1-       Hilal görme, tevatür veya bunlardan başka şeyden hâsıl olan bilgi ile ya da şüyu ve benzeri şeylerden doğan güven ile isbatlanır.

2-       Şaban ayı hilalinden 30 gün geçmesiyle Ramazan ayının hilali, Ramazan ayından 30 gün geçmesiyle de Şevval hilali tespit edilir.

3-        İki adil kişinin şahitliğiyle hilal tespit edilir.

Hata ettiği bilinmeyen, şer’i hâkimin hükmetmesiyle hilalin tesbit edilmesinde sorun hatta engel vardır. Hilal, kadınların şahitliğiyle veya yemin etse bile tek adil kişinin şahitliğiyle, astronomların sözüyle isbatlanamaz.(1) Hilalin şafaktan sonra kaybolması onun önceki geceye ait olduğuna delil sayılmaz.

Hilal, görmeden şahitlik eden iki adil kişinin şahitliğiyle ispatlanamaz.

Öğleden önce görülen hilalin sabit sayılması uzak bir görüş değildir. Dolayısıyla, gelecek yeni ayın hilali olduğuna delil olur.

Hilalin çevresinde hâle oluşmuşsa, o hilalin bir önceki geceye ait olduğuna delil olur.

Mes’ele 74:Sunulan kanıtların hüccet sayılması, sadece hâkim nezdinde olmaya mahsus değildir. O kanıtlara şahitlik edildiğini bilen her kes onu dayanak kabul eder.

Mes’ele 75: Hilal bir şehirde görülürse o şehirle ufukları ortak olan, yani hilal bir şehirde görüldüğünde onun da ufkunda görülebilen başka bir şehir için de geçerlidir. Hatta herhangi bir şehirde görülen hilalin o şehirle geceyi paylaşan bütün şehirler için de geçerli olması gerekliliği anlaşılmaktadır.

             Açıklama:

Dünya'ya yayılan yerleşim alanları iki kısma ayrılır:

1-       Doğuları(*) ve batıları bir olan veya birbirine yakın olanlar.
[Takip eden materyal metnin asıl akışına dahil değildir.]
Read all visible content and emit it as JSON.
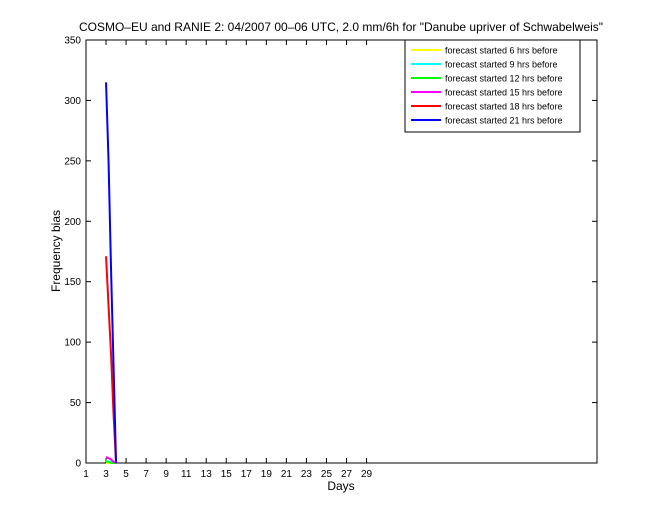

2-       Doğuları ve batıları birbirinden büyük farklılıkları olan yerleşim yerleridir.

Birinci Kısım: (Ufukları bir veya yakın olan yerler)

İmamiyye(Caferi) uleması, ufukları aynı veya birbirine yakın olan yerlerden birinde hilalin görülmesinin, diğerleri için de yeterli ve geçerli olduğu hususunda ittifak etmişlerdir. (Ufukları bir ya da birbirine yakın olmasına rağmen ) bu yerleşim alanlarının bazısında hilalin görülmemesi dağ, orman, bulut ve benzeri engellerden kaynaklanmaktadır.

İkinci Kısım: (Ufukları birbirinden farklı olan yerler)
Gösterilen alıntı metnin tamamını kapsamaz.